CHRONIQUE 42 jours en réanimation - jour 3

JOUR 3
Mercredi 1er septembre 2021
La veille, mardi 31 août 2021, entre 18h et 19h, ma mère est transférée au service de réanimation de l’hôpital de Melun.
Je reçois l’appel d’une infirmière.
Elle m’explique qu’en raison des règles sanitaires, une seule personne par famille est autorisée à rendre visite au patient en réanimation. Un seul et unique proche. Cette personne serait l’interlocutrice principale, tenue au secret concernant les informations médicales.
(Ce détail est fondamental pour comprendre la suite.)
Ma mère a choisi que ce soit moi.
Lorsque je reçois cet appel, je suis dans le salon de l’appartement familial, avec ma sœur et mon père. Je me mets à pleurer, à crier presque, en remerciant l’infirmière. C’est un immense soulagement. Malgré la gravité de la situation, je pourrai être auprès d’elle.
L’infirmière me donne alors les modalités des visites :
12h45 – Arrivée à l’hôpital de Melun
Les horaires sont stricts :
du lundi au dimanche, entre 13h et 20h, pour 30 minutes seulement.
Pourtant, durant les 42 jours qui suivront, le personnel soignant me permettra de rester des après-midis entières, parfois des soirées complètes, au chevet de ma mère. Une grâce que je n’oublierai jamais…
Cela fait environ 24 heures qu’elle est sous traitement antiviral.
Respiratoirement, elle est stable sous oxygénothérapie à haut débit nasal à 60 %.
À mon arrivée, elle me demande de convaincre mon père de venir également à l’hôpital. Nous parlons longuement.
Avant de partir, je lui fais promettre une chose :
ne rien me cacher.
Je voulais tout savoir. Absolument tout.
Chaque examen. Chaque geste médical. Chaque évolution.
À cette période, je suis en télétravail trois jours par semaine. Mais en rentrant de l’hôpital, je n’ai ni la force ni l’envie d’ouvrir un dossier. Les retards s’accumulent. Plus rien n’a d’importance.
Pendant ce temps, l’état de mon père se dégrade.
Lui qui ne toussait pas commence à ressentir des douleurs aux poumons.
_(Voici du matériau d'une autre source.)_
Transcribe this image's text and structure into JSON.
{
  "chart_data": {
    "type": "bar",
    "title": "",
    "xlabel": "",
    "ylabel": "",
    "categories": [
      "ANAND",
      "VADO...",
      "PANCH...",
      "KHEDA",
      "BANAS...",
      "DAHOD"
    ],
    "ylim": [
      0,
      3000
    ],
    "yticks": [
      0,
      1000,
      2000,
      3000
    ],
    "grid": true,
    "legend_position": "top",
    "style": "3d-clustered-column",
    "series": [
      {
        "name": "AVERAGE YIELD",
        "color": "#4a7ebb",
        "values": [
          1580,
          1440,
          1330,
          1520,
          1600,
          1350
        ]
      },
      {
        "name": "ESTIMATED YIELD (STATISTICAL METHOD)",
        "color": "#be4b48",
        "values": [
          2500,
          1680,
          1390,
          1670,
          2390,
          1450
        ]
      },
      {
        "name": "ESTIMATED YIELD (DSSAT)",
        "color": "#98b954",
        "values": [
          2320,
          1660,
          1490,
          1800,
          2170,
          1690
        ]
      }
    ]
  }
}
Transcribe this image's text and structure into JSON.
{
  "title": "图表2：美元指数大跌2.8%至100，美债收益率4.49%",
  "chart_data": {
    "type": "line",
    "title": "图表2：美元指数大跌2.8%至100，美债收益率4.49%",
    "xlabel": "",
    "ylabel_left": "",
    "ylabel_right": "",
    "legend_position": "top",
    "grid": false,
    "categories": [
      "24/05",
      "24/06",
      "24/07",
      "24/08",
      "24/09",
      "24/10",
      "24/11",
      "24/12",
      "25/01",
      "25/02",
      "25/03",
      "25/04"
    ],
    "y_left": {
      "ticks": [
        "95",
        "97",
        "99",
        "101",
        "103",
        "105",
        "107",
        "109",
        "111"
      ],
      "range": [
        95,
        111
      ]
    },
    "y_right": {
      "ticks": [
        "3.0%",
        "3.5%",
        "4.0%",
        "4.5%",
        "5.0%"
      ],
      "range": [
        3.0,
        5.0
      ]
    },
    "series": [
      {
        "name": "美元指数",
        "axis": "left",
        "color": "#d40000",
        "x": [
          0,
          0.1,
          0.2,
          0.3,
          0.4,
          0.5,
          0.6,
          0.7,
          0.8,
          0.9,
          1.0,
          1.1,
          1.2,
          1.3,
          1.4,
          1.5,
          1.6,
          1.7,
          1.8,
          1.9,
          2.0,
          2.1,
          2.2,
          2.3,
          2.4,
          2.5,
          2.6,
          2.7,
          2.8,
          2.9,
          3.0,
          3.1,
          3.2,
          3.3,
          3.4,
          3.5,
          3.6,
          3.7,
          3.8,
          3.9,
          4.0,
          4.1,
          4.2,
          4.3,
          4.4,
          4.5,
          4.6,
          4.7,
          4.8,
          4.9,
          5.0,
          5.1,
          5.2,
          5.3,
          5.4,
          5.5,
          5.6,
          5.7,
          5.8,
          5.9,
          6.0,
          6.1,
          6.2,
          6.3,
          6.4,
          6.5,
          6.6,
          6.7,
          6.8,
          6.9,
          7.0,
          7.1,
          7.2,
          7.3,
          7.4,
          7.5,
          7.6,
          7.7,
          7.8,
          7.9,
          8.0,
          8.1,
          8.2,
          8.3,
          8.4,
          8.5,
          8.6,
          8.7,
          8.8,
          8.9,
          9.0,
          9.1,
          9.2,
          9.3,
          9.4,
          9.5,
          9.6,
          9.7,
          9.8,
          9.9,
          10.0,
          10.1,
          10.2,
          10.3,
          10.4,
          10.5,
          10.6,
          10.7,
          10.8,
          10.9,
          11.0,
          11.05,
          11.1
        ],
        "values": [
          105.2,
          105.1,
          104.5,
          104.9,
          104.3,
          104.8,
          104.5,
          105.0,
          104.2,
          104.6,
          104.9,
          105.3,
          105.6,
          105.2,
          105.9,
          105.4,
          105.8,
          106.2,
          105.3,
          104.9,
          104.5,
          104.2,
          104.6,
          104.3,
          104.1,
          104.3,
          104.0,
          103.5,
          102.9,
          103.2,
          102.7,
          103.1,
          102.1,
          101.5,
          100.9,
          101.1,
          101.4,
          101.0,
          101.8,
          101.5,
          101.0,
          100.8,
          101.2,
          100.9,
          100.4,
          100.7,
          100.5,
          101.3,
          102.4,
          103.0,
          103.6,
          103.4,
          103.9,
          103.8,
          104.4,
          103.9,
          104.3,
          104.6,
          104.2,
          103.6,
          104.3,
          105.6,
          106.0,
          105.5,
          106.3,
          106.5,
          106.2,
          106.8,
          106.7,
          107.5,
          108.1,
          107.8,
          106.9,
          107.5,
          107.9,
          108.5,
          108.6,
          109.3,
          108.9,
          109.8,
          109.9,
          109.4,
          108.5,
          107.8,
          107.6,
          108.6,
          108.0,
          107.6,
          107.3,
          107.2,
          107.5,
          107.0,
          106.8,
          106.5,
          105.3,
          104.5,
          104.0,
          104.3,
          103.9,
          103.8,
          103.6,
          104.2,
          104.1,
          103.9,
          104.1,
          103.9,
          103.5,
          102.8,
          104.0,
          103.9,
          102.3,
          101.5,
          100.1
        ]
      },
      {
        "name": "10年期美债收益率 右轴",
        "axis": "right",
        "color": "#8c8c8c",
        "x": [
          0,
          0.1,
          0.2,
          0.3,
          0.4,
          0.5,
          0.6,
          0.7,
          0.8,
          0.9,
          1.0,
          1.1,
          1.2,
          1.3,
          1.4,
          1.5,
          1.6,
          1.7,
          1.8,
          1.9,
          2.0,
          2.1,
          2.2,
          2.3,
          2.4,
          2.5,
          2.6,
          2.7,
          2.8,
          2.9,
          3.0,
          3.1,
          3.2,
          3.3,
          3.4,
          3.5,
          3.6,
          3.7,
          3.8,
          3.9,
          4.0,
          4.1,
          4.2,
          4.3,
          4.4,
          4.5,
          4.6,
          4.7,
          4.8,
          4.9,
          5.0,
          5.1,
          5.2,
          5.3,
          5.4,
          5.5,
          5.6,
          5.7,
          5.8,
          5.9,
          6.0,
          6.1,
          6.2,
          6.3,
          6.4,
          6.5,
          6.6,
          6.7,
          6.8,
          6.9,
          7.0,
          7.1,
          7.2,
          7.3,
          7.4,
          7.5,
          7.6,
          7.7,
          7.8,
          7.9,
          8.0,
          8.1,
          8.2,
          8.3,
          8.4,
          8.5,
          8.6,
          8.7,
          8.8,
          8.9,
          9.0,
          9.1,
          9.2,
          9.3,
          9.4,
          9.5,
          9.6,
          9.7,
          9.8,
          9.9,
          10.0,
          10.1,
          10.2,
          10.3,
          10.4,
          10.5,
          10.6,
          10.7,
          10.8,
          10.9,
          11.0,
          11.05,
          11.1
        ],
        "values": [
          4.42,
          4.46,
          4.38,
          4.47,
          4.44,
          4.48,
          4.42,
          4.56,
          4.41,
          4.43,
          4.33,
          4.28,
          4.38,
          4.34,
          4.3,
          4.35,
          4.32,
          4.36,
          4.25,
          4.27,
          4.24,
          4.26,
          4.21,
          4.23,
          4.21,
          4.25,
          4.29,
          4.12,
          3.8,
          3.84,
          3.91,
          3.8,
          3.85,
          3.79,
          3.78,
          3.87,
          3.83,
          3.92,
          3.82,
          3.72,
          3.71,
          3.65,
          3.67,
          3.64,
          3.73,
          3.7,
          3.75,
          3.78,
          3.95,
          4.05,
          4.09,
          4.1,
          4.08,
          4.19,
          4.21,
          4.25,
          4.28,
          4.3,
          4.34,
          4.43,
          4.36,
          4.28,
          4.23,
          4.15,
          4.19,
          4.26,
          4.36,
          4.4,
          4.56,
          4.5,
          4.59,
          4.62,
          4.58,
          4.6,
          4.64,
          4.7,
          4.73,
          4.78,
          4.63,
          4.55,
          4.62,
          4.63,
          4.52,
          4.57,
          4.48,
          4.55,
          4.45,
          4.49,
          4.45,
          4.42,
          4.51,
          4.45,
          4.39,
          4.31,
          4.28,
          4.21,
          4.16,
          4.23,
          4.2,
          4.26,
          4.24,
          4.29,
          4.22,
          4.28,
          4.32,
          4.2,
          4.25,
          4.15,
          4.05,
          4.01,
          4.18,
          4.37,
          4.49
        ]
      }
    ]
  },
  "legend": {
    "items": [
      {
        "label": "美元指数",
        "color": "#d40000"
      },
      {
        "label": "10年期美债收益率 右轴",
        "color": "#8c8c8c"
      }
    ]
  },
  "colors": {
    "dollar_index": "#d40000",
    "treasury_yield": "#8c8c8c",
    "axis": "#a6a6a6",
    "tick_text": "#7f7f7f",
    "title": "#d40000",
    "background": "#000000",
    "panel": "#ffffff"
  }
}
Il s’essouffle. Il perd énormément de poids. Il n’a plus de force.
Je tente de le raisonner :
« Maman a déjà les poumons infectés… Papa, pas vous deux, s’il te plaît. »
Il résiste. Il minimise.
Mais la réalité est là : il est à bout de souffle.
Mes sœurs et moi sommes épuisées. Nous dormons peu. Nous nous relayons jour et nuit pour les surveiller. Matin, midi, soir. Ils ont constamment besoin d’attention.
Puis vient ce que j’appelle un miracle.
De lui-même, mon père accepte enfin d’aller à l’hôpital.
Il faut savoir que mon père a une phobie profonde des hôpitaux. Une peur presque viscérale. Quelque chose d’assez répandu chez nous, Africains… Congolais plus précisément. Un phénomène difficile à expliquer.
Il nous demande d’appeler les pompiers.
Soulagement.
Mais les pompiers refusent d’intervenir : il a déjà refusé deux transports auparavant. Ils nous redirigent vers le SAMU, en précisant que l’attente sera plus longue.
Ma sœur appelle le SAMU.
En fin d’après-midi, ils arrivent avec un apport de 3 litres d’oxygène.
Papa est admis à l’hôpital de Melun, comme maman.
À la différence, il est encore contagieux donc admis en médecine intensive.
Nous rendons grâce à Dieu : ses poumons ne sont pas infectés.
Cependant, on lui diagnostique une embolie pulmonaire heureusement prise en charge rapidement.